At some point, Eddie uses the excuse of “making sure the ratios are correct” to lean forward and sip from the straw while Buck’s still holding the cup. It’s not technically an indirect kiss; they’ve done much more than that. But something about the shared space, the closeness, the way Buck’s eyes drop to his mouth as Eddie pulls back—it sparks in him, low and hot.
“You’re ridiculous,” Buck murmurs, eyes still on his lips.
“You love it,” Eddie says, and hears the quiet truth under the tease.
“Yeah,” Buck says, just like that, no hesitation. “I do.”
The world shrinks to the table, their hands, the stupid drink. For a heartbeat, Eddie almost forgets where they are. He could lean over, close that tiny distance between them, chase the taste of protein soda off Buck’s tongue with his mouth. He wants to. God, he wants to.
Somewhere behind them, someone laughs loudly, a chair scrapes back, the espresso machine hisses. Reality pricks the bubble.
Instead, Eddie squeezes Buck’s hand again, the pressure a promise. Later.

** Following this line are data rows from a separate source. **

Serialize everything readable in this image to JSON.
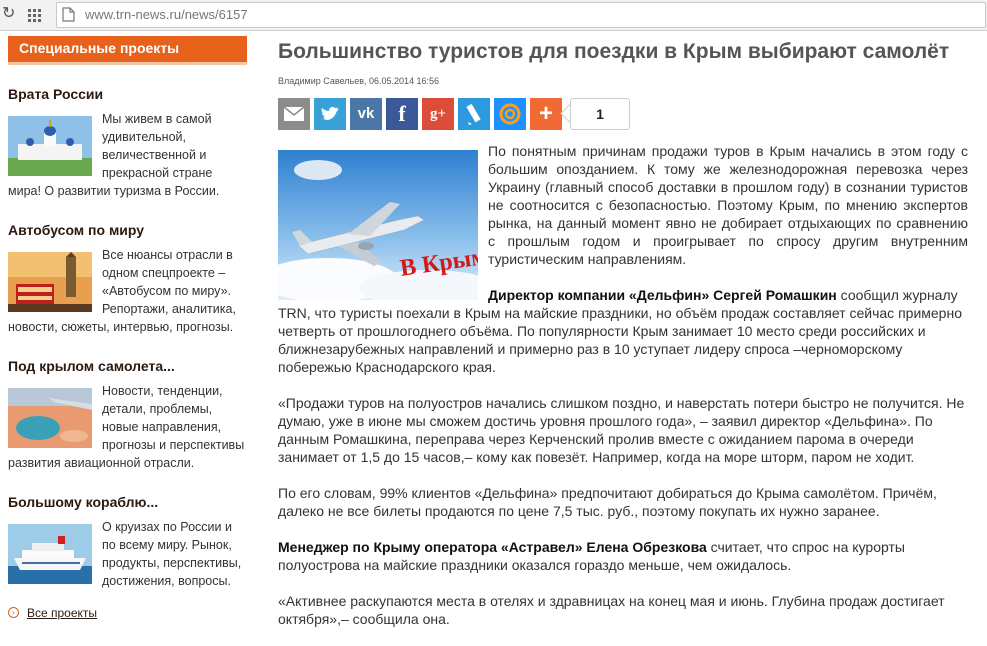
{
  "browser": {
    "url": "www.trn-news.ru/news/6157"
  },
  "sidebar": {
    "header": "Специальные проекты",
    "projects": [
      {
        "title": "Врата России",
        "text": "Мы живем в самой удивительной, величественной и прекрасной стране мира! О развитии туризма в России."
      },
      {
        "title": "Автобусом по миру",
        "text": "Все нюансы отрасли в одном спецпроекте – «Автобусом по миру». Репортажи, аналитика, новости, сюжеты, интервью, прогнозы."
      },
      {
        "title": "Под крылом самолета...",
        "text": "Новости, тенденции, детали, проблемы, новые направления, прогнозы и перспективы развития авиационной отрасли."
      },
      {
        "title": "Большому кораблю...",
        "text": "О круизах по России и по всему миру. Рынок, продукты, перспективы, достижения, вопросы."
      }
    ],
    "all_link": "Все проекты"
  },
  "article": {
    "title": "Большинство туристов для поездки в Крым выбирают самолёт",
    "byline": "Владимир Савельев, 06.05.2014 16:56",
    "image_caption": "В Крым!",
    "share_count": "1",
    "lead": "По понятным причинам продажи туров в Крым начались в этом году с большим опозданием. К тому же железнодорожная перевозка через Украину (главный способ доставки в прошлом году) в сознании туристов не соотносится с безопасностью. Поэтому Крым, по мнению экспертов рынка, на данный момент явно не добирает отдыхающих по сравнению с прошлым годом и проигрывает по спросу другим внутренним туристическим направлениям.",
    "p2_bold": "Директор компании «Дельфин» Сергей Ромашкин",
    "p2_rest": " сообщил журналу TRN, что туристы поехали в Крым на майские праздники, но объём продаж составляет сейчас примерно четверть от прошлогоднего объёма. По популярности Крым занимает 10 место среди российских и ближнезарубежных направлений и примерно раз в 10 уступает лидеру спроса –черноморскому побережью Краснодарского края.",
    "p3": "«Продажи туров на полуостров начались слишком поздно, и наверстать потери быстро не получится. Не думаю, уже в июне мы сможем достичь уровня прошлого года», – заявил директор «Дельфина». По данным Ромашкина, переправа через Керченский пролив вместе с ожиданием парома в очереди занимает от 1,5 до 15 часов,– кому как повезёт. Например, когда на море шторм, паром не ходит.",
    "p4": "По его словам, 99% клиентов «Дельфина» предпочитают добираться до Крыма самолётом. Причём, далеко не все билеты продаются по цене 7,5 тыс. руб., поэтому покупать их нужно заранее.",
    "p5_bold": "Менеджер по Крыму оператора «Астравел» Елена Обрезкова",
    "p5_rest": " считает, что спрос на курорты полуострова на майские праздники оказался гораздо меньше, чем ожидалось.",
    "p6": "«Активнее раскупаются места в отелях и здравницах на конец мая и июнь. Глубина продаж достигает октября»,– сообщила она."
  },
  "share_buttons": [
    {
      "name": "email",
      "color": "#8c8c8c"
    },
    {
      "name": "twitter",
      "color": "#3aa1d8"
    },
    {
      "name": "vk",
      "color": "#4a76a8"
    },
    {
      "name": "facebook",
      "color": "#3b5998"
    },
    {
      "name": "google-plus",
      "color": "#dd4b39"
    },
    {
      "name": "livejournal",
      "color": "#2d9ae0"
    },
    {
      "name": "mail-ru",
      "color": "#1e90ff"
    },
    {
      "name": "more",
      "color": "#f06a35"
    }
  ]
}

Buck seems to read it anyway. His smile tilts, soft and knowing. “Okay,” he says, settling back, lifting the cup. “Last sip. For the record. How many stars are you giving this monstrosity?”
“Four out of five,” Eddie says.
“Four?” Buck yelps. “Four? Eddie, my tongue is doing push-ups.”
“I like it,” Eddie says, unapologetic. “It’s nostalgic.”
Buck makes a face but tips his head. “Fine. I’ll give it… two stars for taste, and five stars for the way your eyes light up when you talk about it. Which averages to… math I can’t do, but it’s mostly you-based.”
Eddie forces his mouth to stay level and fails, a grin tugging at one corner. “You’re such a sap.”
“You like it,” Buck shoots back immediately.
Yeah. He really, really does.
They finish the drinks—Buck switching fully to his latte with a sigh of relief, Eddie finishing the last of the protein soda with the satisfaction of a man vindicated.
They step back out into the sun. The afternoon light paints everything in warm, easy color, and Eddie takes a breath that fills his whole chest. The door swings closed behind them with a soft chime.
Buck reaches for his hand again without even looking, as if it’s muscle memory now. Eddie lets their fingers slide together, palm to palm, that familiar fit making something in him settle.
“You know,” Buck says, bumping their shoulders. “Next time, you’re trying one of my weird cravings.”
Eddie glances over, wary. “You don’t have weird cravings.”
“Oh, I will,” Buck says ominously. “Now that I know this is on the table. I’m thinking… pickles in ice cream. For balance.”
Eddie stops dead. “We are breaking up,” he says flatly.
Buck laughs, tugging him back into motion. “You can’t break up with me,” he says. “You’re too in love.”
Eddie squeezes his hand, looks over at him, at the stupid bright eyes and that open, earnest face and the cookie bag swinging from his other hand.
“Yeah,” he admits easily, happily. “I am.”
Buck’s smile softens into something almost shy, like he still can’t quite believe it. Eddie decides, right there on the sidewalk with the taste of protein soda still ghosting his tongue, that he wouldn’t trade this ridiculous, sweet, completely unscientific thing for anything.
“Come on,” he says, tugging Buck toward the truck. “Let’s go tell Chris that you survived my drink.”
Buck beams, falling into step beside him, fingers tight around his. “Sounds good,” he says. “I’m in.”
And Eddie, thoroughly gone, knows he always will be.